NIH Rejects Request To Override Abbott’s Norvir Patent
NIH on Wednesday rejected a request from the consumer group Essential Inventions to override patents on Abbott Laboratories' antiretroviral drug Norvir to allow the production of a generic version of the drug, "effectively allowing" Abbott's recent 400% price increase for the drug to stand, the AP/ABCNews.com reports (AP/ABCNews.com, 8/5). In December 2003, Abbott quadrupled the per-patient wholesale price of Norvir, which is known generically as ritonavir. Norvir is used primarily as a booster for other protease inhibitors, such as Bristol-Myers Squibb's Reyataz and Merck's Crixivan. Essential Inventions in April filed a request for a license to produce a generic version of the drug while it is still under patent, saying that the drug was developed using federal funding and is being sold at an unreasonably high price. According to the group, under the 1980 Bayh-Dole Act, the government has the authority to grant licenses to other manufacturers to produce patented medicines that were developed using federal funding.

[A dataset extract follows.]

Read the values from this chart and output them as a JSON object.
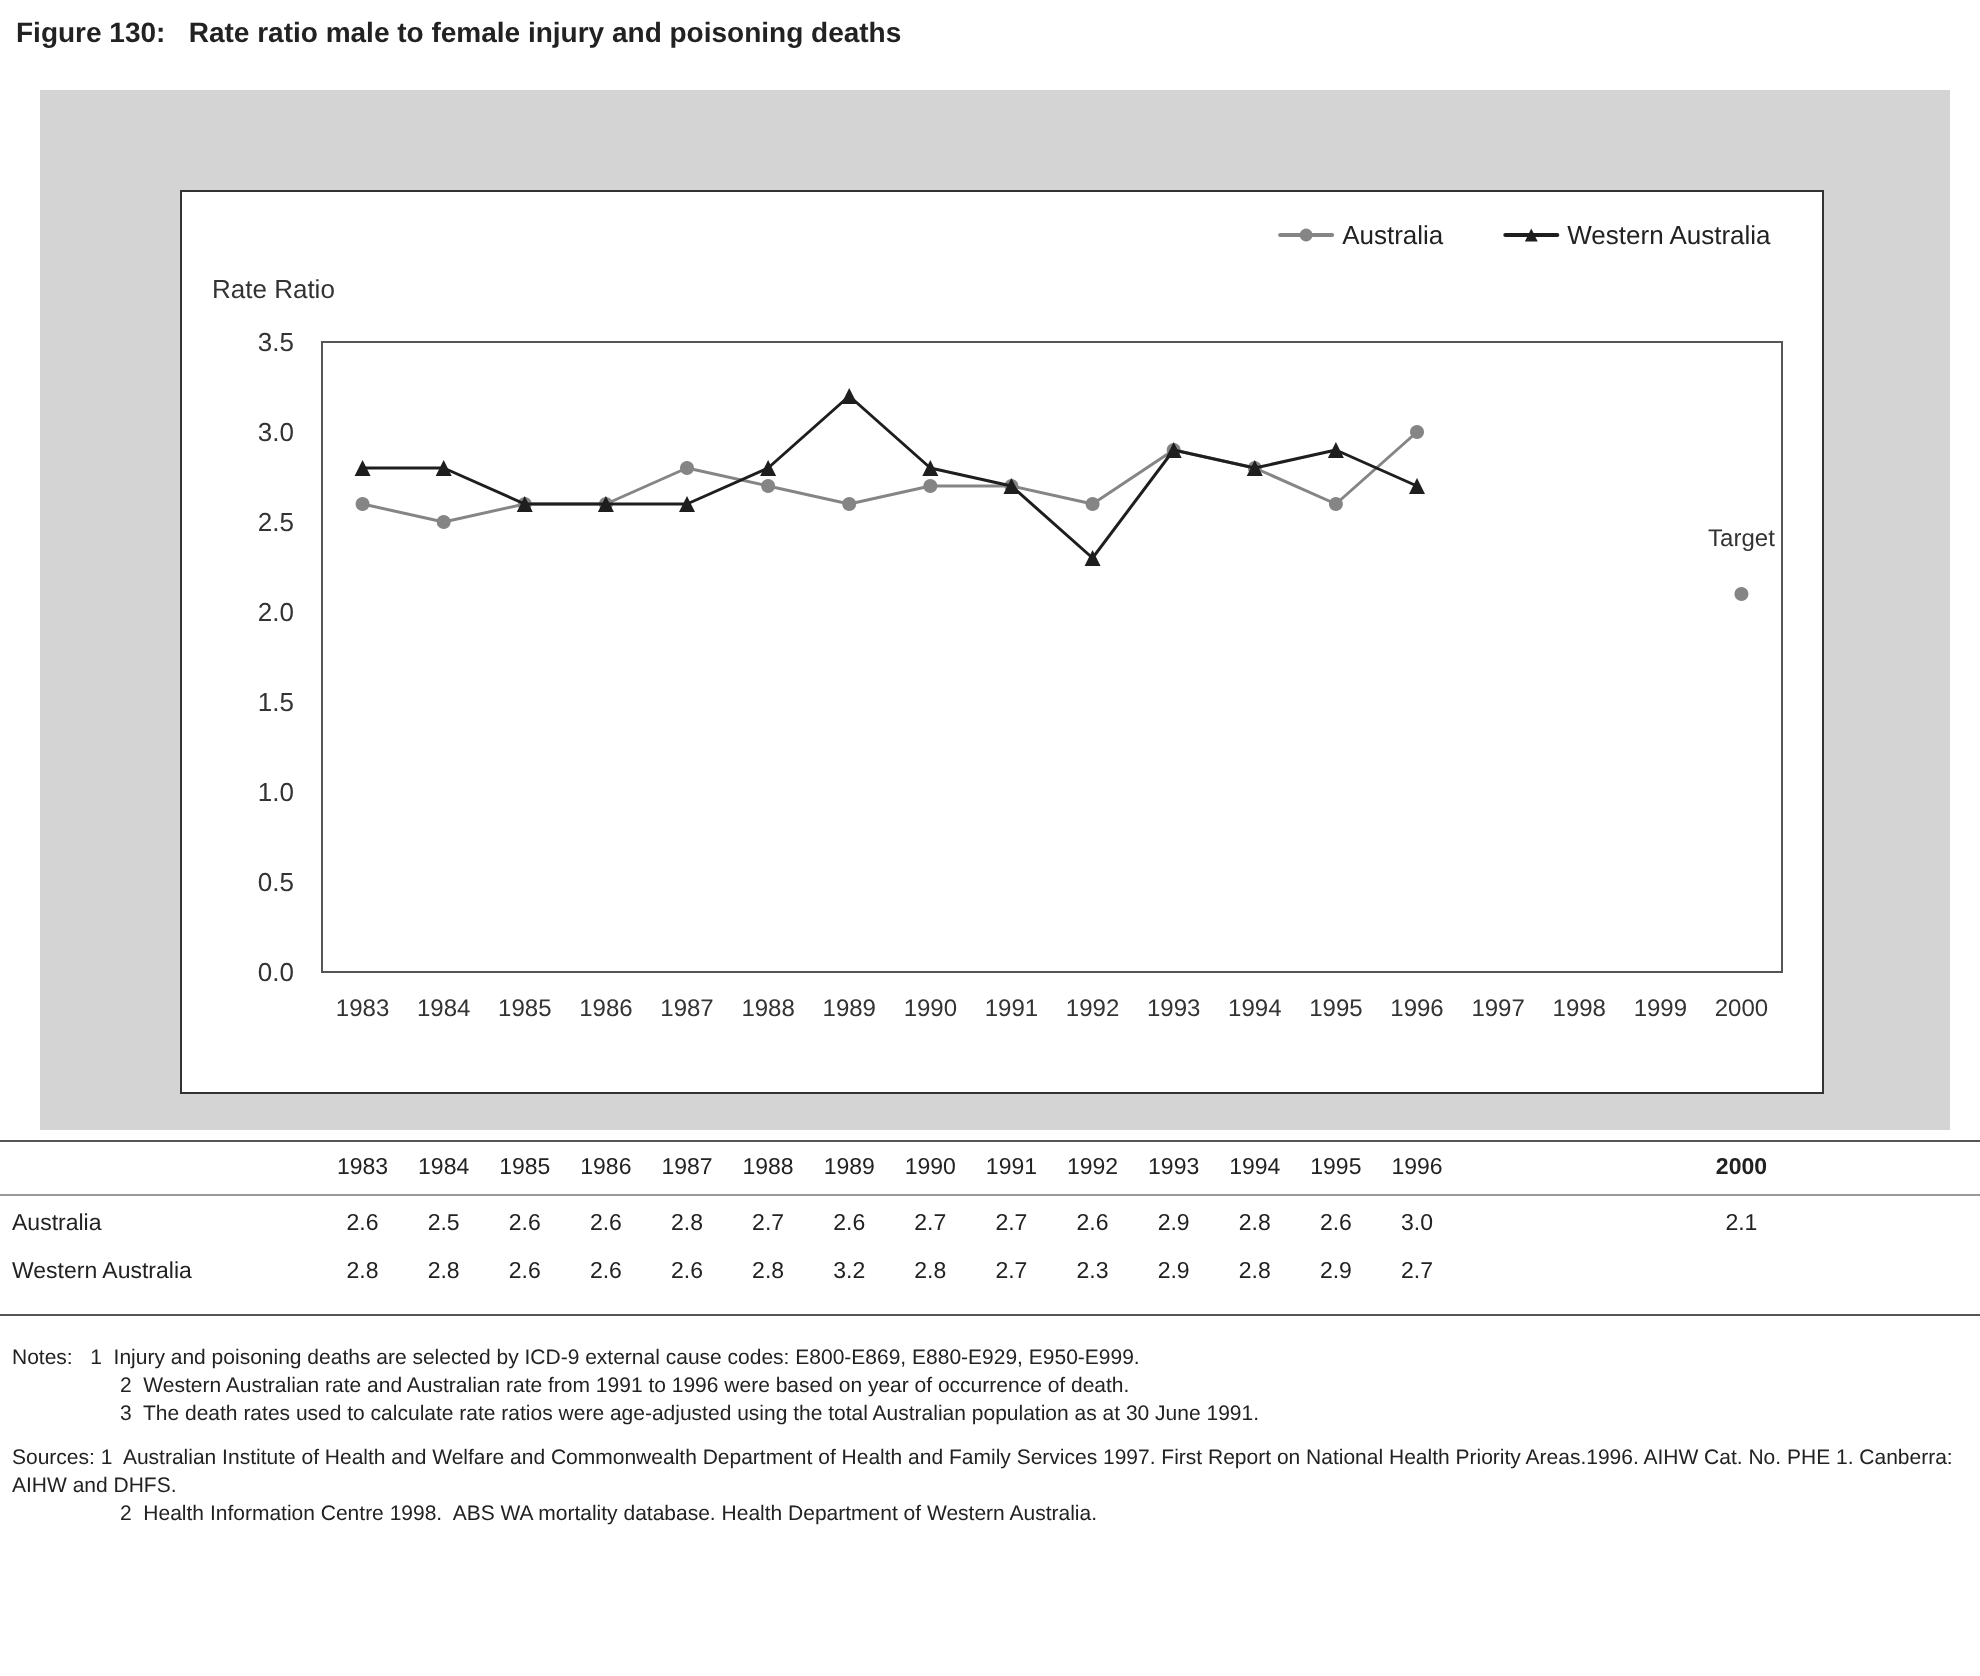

In such cases, the government also reserves the right to demand reasonable prices from the drug maker (California Healthline, 5/26). According to Abbott, although a $3.47 million federal grant funded early research on Norvir, the company spent a total of $300 million to bring the drug to market, the Wall Street Journal reports (Abboud, Wall Street Journal, 8/5). NIH concluded that Abbott is adhering to the intent of the law and that Norvir is made available to patients on "reasonable terms," the Chicago Tribune reports (Japsen, Chicago Tribune, 8/5). Therefore, there is no health-related reason to intervene, NIH Office of Technology Transfer Deputy Director Bonny Harbinger said (Neergaard, AP/Las Vegas Sun, 8/4). "The issue of drug pricing has global implications and, thus, is appropriately left for Congress to address legislatively," NIH Director Elias Zerhouni said in the decision (Chicago Tribune, 8/5).
NIH in its decision said that the Federal Trade Commission is the appropriate agency to address allegations that Norvir's pricing is anti-competitive, the AP/Las Vegas Sun reports (AP/Las Vegas Sun, 8/4). However, FTC has told Abbott that it will not address such complaints, Abbott spokesperson Jennifer Smoter said (Connolly, Washington Post, 8/5). The ruling is "good news for patients who will continue to benefit from both the current and future innovations that result from the advent of the Bayh-Dole Act," Abbott said in a statement, adding that the company will "continue to focus on developing and delivering innovative treatments that help people live better" (Chicago Tribune, 8/5). "The decision ... was the only decision they could make under the law," Joseph Allen, president of the National Technology Transfer Center -- which helped write the Bayh-Dole Act -- said (Washington Post, 8/5).
"The NIH erred in today's decision," Robert Weissman, an attorney for Essential Inventions, said, adding, "The plain language of the Bayh-Dole Act says that government-funded inventions should be made 'available to [the] public on reasonable terms.' There is nothing reasonable about paying five to 10 times more in the United States for Norvir than Abbott charges consumers anywhere else on Earth" (Essential Inventions release, 8/4). Rep. Sherrod Brown (D-Ohio) said that the decision implies that it "doesn't matter what drug makers charge for a taxpayer-subsidized drug, as long as they continue to sell it" (AP/Las Vegas Sun, 8/4). Essential Inventions and Brown said they plan to ask HHS Secretary Tommy Thompson to reverse the ruling, according to the Post (Washington Post, 8/5).